The House of Representatives is set to open the next act in the grand political theater, a fiscal tragedy of epic proportions surrounding the prevention of a massive tax hike set to befall the American taxpayer in a few weeks. Why? The Bush tax cuts expire.

The scene opens with the Members voting on an expanded version of the President’s original proposal to allow the tax hike to fall only on singles making more than $200,000 and married filers making more than $250,000 annually. The expansion is the addition of a number of terrible tax provisions originally enacted as part of the “temporary” stimulus.

In previous scenes, President Obama and his allies have repeatedly argued that the tax increase is necessary to begin to address the budget deficit. His admission of our disastrous fiscal path that he has made substantially worse is encouraging, but as typical of his economic policies, his prescription is largely political and entirely harmful.

The current budget deficit is entirely the result of Obama’s spending surge combined with a weak economy that has dramatically cut tax revenues. Beyond any question, the most important step toward a more sustainable budget in the near term is economic recovery.
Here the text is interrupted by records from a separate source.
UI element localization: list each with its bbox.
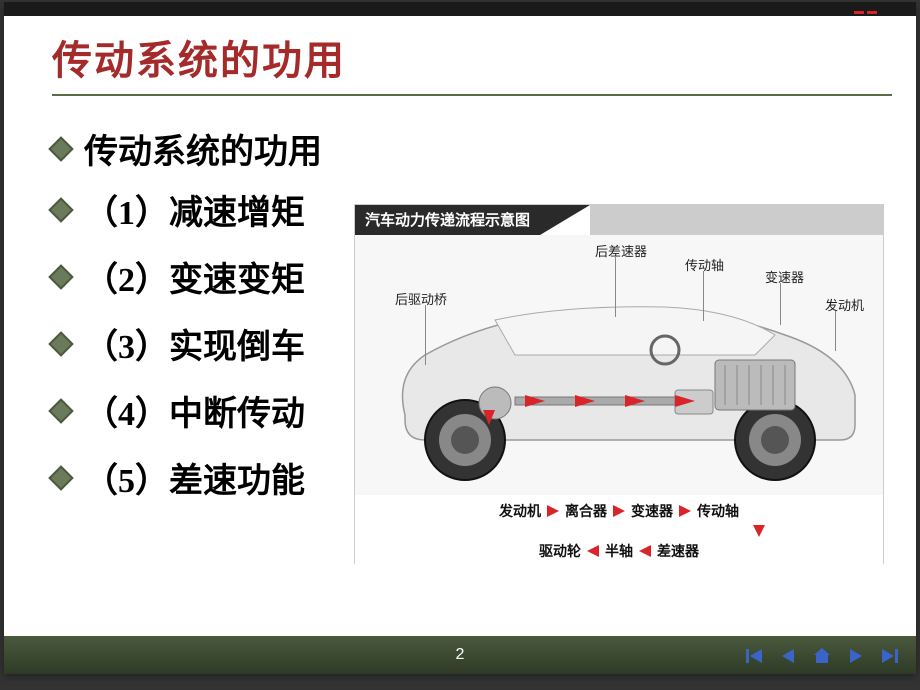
flow-item: 离合器 (565, 501, 607, 521)
diamond-icon (48, 197, 73, 222)
title-underline (52, 94, 892, 96)
arrow-left-icon (639, 545, 651, 557)
flow-down (473, 525, 765, 537)
flow-item: 发动机 (499, 501, 541, 521)
diagram-header: 汽车动力传递流程示意图 (355, 205, 883, 235)
flow-item: 差速器 (657, 541, 699, 561)
car-cutaway: 后差速器 传动轴 变速器 发动机 后驱动桥 (355, 235, 883, 495)
label-engine: 发动机 (825, 295, 864, 314)
diagram-title: 汽车动力传递流程示意图 (355, 205, 540, 235)
bullet-text: （1）减速增矩 (84, 185, 305, 234)
nav-last-button[interactable] (878, 644, 902, 668)
lead-line (425, 305, 426, 365)
diamond-icon (48, 264, 73, 289)
flow-item: 传动轴 (697, 501, 739, 521)
header-rest (590, 205, 883, 235)
arrow-right-icon (613, 505, 625, 517)
diamond-icon (48, 331, 73, 356)
diamond-icon (48, 398, 73, 423)
lead-line (615, 257, 616, 317)
label-rear-axle: 后驱动桥 (395, 289, 447, 308)
label-rear-diff: 后差速器 (595, 241, 647, 260)
nav-first-button[interactable] (742, 644, 766, 668)
nav-home-button[interactable] (810, 644, 834, 668)
arrow-right-icon (679, 505, 691, 517)
nav-next-button[interactable] (844, 644, 868, 668)
lead-line (780, 283, 781, 325)
arrow-down-icon (753, 525, 765, 537)
slide-title: 传动系统的功用 (52, 28, 916, 86)
diamond-icon (48, 465, 73, 490)
bullet-text: （2）变速变矩 (84, 252, 305, 301)
title-bar: 传动系统的功用 (4, 4, 916, 96)
nav-controls (742, 644, 902, 668)
flow-diagram: 发动机 离合器 变速器 传动轴 驱动轮 半轴 差速器 (355, 495, 883, 567)
arrow-left-icon (587, 545, 599, 557)
bullet-text: （5）差速功能 (84, 453, 305, 502)
flow-row-1: 发动机 离合器 变速器 传动轴 (499, 501, 739, 521)
label-drive-shaft: 传动轴 (685, 255, 724, 274)
diamond-icon (48, 136, 73, 161)
slide-footer: 2 (4, 636, 916, 674)
slide: ▬▬ 传动系统的功用 传动系统的功用 （1）减速增矩 （2）变速变矩 （3）实现… (4, 4, 916, 674)
bullet-text: （4）中断传动 (84, 386, 305, 435)
lead-line (703, 271, 704, 321)
bullet-text: 传动系统的功用 (84, 124, 322, 173)
bullet-text: （3）实现倒车 (84, 319, 305, 368)
arrow-right-icon (547, 505, 559, 517)
powertrain-diagram: 汽车动力传递流程示意图 (354, 204, 884, 564)
page-number: 2 (456, 646, 465, 664)
flow-row-2: 驱动轮 半轴 差速器 (539, 541, 699, 561)
lead-line (835, 311, 836, 351)
bullet-main: 传动系统的功用 (52, 124, 916, 173)
nav-prev-button[interactable] (776, 644, 800, 668)
label-gearbox: 变速器 (765, 267, 804, 286)
flow-item: 半轴 (605, 541, 633, 561)
header-wedge (540, 205, 590, 235)
flow-item: 驱动轮 (539, 541, 581, 561)
flow-item: 变速器 (631, 501, 673, 521)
Cutting spending to reassure markets would help, but above all it is ludicrous to lash the economy with higher taxes on anyone under these circumstances, especially on investors, savers, and small businesses—the economic actors who give the economy vitality.

Even if today’s budget deficit were manageable, deficits in the coming years are not, as is now universally accepted. In this light, the President says we cannot afford not to raise taxes as he prescribes. However, the record and the data clearly indicate that his policy is about politics and spite, not about the budget.

As to the record, the issue is fundamentally whether spending will be higher or lower. It is axiomatic that when there is more tax revenue, there will be more spending. In this light, Obama’s assertion at Cuyahoga Community College last September that “I’ve got a whole bunch better ways to spend that money” says it all. The issue is not the deficit or whether we can afford not to raise taxes. The issue is Obama’s Christmas wish list. When it comes to taxes, the President doth protest too much.

Turning to the data as presented in the President’s own Mid-Session Review, taxes are now slated to rise by over $3.6 trillion over the next 10 years if the 2001/2003 tax provisions are allowed to expire. Obama wisely proposes to prevent nearly $3 trillion of that tax hike, or 83 percent. His proposal is to let $629 billion of it take effect, or about 17 percent of the total. So at a time when the current policy deficit over the next 10 years is projected to be over $10 trillion, he is willing to forego $3 trillion in revenue as long as he gets the last $629 billion.

Obama’s proposed tax hike represents just over 5 percent of the projected budget deficit over the next 10 years. The tax hike is not about the budget, and it certainly is not about job creation, which he is apparently intent on dampening. It is about an ideology that says the rich, the near-rich, and the even the far-from-rich cannot be soaked enough. It is about an ideology of envy, an ideology of frustration against the reality that some do very well economically while others continue to lag. Rather than address the reasons why some prosper less than others, Obama and his fellow travelers would rather take the simpler road of lashing out at those who do prosper. For all of his lofty rhetoric, this is the mentality of the street mob. Therein lies yet another ongoing tragedy.